If $$ E = \left\langle\frac{\dd q}{\dd u}, \frac{\dd q}{\dd u}\right\rangle,\quad F = \left\langle\frac{\dd q}{\dd u}, \frac{\dd q}{\dd v}\right\rangle,\quad G = \left\langle\frac{\dd q}{\dd v}, \frac{\dd q}{\dd v}\right\rangle, $$ and if $$ v = a_{1}\, \frac{\dd q}{\dd u} + a_{2}\, \frac{\dd q}{\dd v},\qquad w = b_{1}\, \frac{\dd q}{\dd u} + b_{2}\, \frac{\dd q}{\dd v}, $$ i.e., if $v = (a_{1}, a_{2})$ and $w = (b_{1}, b_{2})$ with respect to the coordinate basis fields, then $$ \langle v, w\rangle = a_{1} b_{1} E + (a_{1} b_{2} + a_{2} b_{1}) F + a_{2} b_{2} G. $$ That's the content of the first paragraph of your excerpt. The second paragraph asserts that $\langle v, w\rangle$ is independent of the choice of local coordinates. This is in some sense "obvious" if you know you have a surface embedded in $\Reals^{3}$, but it's surprising if you think of the first fundamental form as "extra structure" imposed on an open set in $\Reals^{2}$, i.e., in a coordinate neighborhood.

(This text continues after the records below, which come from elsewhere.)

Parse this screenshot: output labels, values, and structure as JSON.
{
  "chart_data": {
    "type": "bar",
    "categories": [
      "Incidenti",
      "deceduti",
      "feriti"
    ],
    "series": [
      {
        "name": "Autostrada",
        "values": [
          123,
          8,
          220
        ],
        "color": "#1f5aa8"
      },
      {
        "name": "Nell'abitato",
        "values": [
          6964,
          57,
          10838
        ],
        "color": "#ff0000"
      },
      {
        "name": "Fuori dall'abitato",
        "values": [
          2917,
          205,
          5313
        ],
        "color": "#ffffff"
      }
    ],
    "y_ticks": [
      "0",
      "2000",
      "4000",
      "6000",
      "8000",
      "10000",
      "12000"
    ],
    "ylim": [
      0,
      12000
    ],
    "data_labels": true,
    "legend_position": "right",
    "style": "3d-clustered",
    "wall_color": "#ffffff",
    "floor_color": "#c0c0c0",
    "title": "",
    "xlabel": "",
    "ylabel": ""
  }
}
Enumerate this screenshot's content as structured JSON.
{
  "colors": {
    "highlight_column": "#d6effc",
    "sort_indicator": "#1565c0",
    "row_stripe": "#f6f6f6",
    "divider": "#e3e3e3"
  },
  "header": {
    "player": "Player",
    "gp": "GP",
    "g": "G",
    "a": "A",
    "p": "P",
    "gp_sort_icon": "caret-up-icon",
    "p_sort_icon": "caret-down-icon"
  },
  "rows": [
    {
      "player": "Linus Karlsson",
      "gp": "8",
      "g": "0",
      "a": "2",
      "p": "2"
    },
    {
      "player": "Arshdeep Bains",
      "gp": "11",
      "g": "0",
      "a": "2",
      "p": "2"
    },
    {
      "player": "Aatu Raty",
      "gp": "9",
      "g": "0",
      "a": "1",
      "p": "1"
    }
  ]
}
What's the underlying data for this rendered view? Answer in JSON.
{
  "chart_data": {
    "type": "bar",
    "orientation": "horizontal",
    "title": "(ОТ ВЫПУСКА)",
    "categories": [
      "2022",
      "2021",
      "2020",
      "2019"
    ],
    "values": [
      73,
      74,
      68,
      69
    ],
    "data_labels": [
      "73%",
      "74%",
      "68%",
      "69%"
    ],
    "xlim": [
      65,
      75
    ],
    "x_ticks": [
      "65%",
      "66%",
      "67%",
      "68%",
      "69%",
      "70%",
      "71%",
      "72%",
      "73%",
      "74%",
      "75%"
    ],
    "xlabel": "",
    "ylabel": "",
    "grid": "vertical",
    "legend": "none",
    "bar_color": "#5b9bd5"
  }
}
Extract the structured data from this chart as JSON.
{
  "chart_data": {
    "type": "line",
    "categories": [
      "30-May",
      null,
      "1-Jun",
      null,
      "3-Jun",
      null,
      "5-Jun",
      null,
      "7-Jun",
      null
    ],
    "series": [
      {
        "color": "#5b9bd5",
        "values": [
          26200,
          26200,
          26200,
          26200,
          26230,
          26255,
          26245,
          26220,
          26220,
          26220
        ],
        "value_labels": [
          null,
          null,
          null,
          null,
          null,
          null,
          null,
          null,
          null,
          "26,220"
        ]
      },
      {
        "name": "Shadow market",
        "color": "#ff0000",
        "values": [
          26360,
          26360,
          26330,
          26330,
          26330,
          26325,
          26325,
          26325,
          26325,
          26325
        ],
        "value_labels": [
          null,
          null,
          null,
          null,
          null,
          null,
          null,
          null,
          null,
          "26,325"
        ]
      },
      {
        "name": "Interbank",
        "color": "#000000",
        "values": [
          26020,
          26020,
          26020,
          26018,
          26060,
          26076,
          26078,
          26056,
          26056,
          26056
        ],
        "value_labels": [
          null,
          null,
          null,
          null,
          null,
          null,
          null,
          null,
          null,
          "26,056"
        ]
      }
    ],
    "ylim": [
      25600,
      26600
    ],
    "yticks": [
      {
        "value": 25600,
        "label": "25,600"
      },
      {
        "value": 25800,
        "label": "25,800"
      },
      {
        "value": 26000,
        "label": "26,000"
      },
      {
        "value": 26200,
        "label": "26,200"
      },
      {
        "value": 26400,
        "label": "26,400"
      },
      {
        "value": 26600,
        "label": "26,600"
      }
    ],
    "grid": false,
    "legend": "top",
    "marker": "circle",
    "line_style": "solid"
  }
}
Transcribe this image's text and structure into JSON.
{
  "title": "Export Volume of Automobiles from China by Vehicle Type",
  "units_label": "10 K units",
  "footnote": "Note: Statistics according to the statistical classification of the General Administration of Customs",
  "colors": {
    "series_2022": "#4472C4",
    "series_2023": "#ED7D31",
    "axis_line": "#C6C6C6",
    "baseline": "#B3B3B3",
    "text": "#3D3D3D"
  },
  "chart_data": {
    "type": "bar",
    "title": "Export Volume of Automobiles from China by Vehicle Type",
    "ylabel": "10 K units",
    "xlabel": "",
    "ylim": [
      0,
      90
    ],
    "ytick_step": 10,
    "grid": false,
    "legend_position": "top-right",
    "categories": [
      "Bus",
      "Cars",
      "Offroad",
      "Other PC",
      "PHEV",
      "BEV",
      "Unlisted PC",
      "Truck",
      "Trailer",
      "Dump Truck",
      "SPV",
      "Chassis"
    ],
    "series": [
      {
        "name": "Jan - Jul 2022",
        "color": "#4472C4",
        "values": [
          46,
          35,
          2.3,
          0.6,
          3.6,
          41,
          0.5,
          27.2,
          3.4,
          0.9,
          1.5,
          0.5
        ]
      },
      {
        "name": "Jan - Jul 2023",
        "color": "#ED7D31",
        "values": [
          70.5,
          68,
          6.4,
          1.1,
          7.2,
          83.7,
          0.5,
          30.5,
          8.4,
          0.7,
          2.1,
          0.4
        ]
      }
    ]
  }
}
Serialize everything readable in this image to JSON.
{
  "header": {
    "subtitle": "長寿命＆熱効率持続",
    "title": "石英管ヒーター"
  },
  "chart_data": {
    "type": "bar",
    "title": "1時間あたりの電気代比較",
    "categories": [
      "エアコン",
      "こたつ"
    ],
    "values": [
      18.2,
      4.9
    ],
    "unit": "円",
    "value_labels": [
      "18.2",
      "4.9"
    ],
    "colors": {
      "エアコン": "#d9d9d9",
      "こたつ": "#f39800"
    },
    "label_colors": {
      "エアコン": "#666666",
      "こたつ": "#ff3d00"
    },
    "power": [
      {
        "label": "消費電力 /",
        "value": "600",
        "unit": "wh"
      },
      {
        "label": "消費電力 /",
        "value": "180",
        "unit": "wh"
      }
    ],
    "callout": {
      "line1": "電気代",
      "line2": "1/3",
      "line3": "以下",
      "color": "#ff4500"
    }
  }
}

Remarkably, there's non-trivial "intrinsic" geometry of a surface captured by its first fundamental form, even though the first fundamental form doesn't uniquely determine an embedding of the surface in $\Reals^{3}$.
Solution 2:
Let $\langle \cdot,\cdot \rangle_{\Bbb R^3}$ denote the usual dot product in $\Bbb R^3$. Recall that one way of seeing $T_{\bf p}M$ is as pairs $({\bf p},{\bf v})$, where ${\bf v}$ is the velocity of some curve in $M$. Define: $${\rm I}_{\bf p} = \langle \cdot, \cdot\rangle_{\bf p}: T_{\bf p}M \times T_{\bf p}M \to \Bbb R, \qquad {\rm I}_{\bf p}({\bf v},{\bf w}) = \langle ({\bf p},{\bf v}),({\bf p},{\bf w})\rangle_{\bf p} := \langle {\bf v},{\bf w}\rangle_{\Bbb R^3}.$$
Once this is understood, we drop the pairs and look only at ${\bf v}$ and ${\bf w}$. The value of $\langle \cdot, \cdot \rangle_{\Bbb R^3}$ on any pair of vector does not depend on which base you are using, hence the same goes for ${\rm I}_{\bf p}$. So, we use the basis for $T_{\bf p}M$ associated to the parametrization $q: U \subset \Bbb R^2 \to M \subset \Bbb R^3$ we have in our hands, that is: $$\frac{\partial q}{\partial u}(q^{-1}({\bf p}))\quad \text{ and } \quad\frac{\partial q}{\partial v}(q^{-1}({\bf p})).$$ Since we're just too lazy, we'll drop the point of application $q^{-1}({\bf p})$, and while we're at it, might as well abbreviate the derivatives by $q_u$ and $q_v$. Call: $$E = \langle q_u,q_u\rangle, \quad F = \langle q_u,q_v\rangle, \quad G = \langle q_v, q_v \rangle.$$ Then if ${\bf v} = a q_u + bq_v$, we get: $$\langle {\bf v},{\bf v}\rangle = Ea^2+2Fab+Gb^2.$$ Take another parametrization $\overline{q} = \overline{q}(\overline{u},\overline{v})$, write ${\bf v} = \overline{a} \overline{q}_{\overline{u}} + \overline{b}\overline{q}_{\overline{v}}$ and try to check that: $$Ea^2+2Fab+Gb^2=\overline{E}\overline{a}^2+2\overline{F}\overline{a}\overline{b}+\overline{G}\overline{b}^2.$$ See how the barred and unbarred objects will be related, using the jacobian of $q \circ \overline{q}^{-1}$ at ${\bf p}$.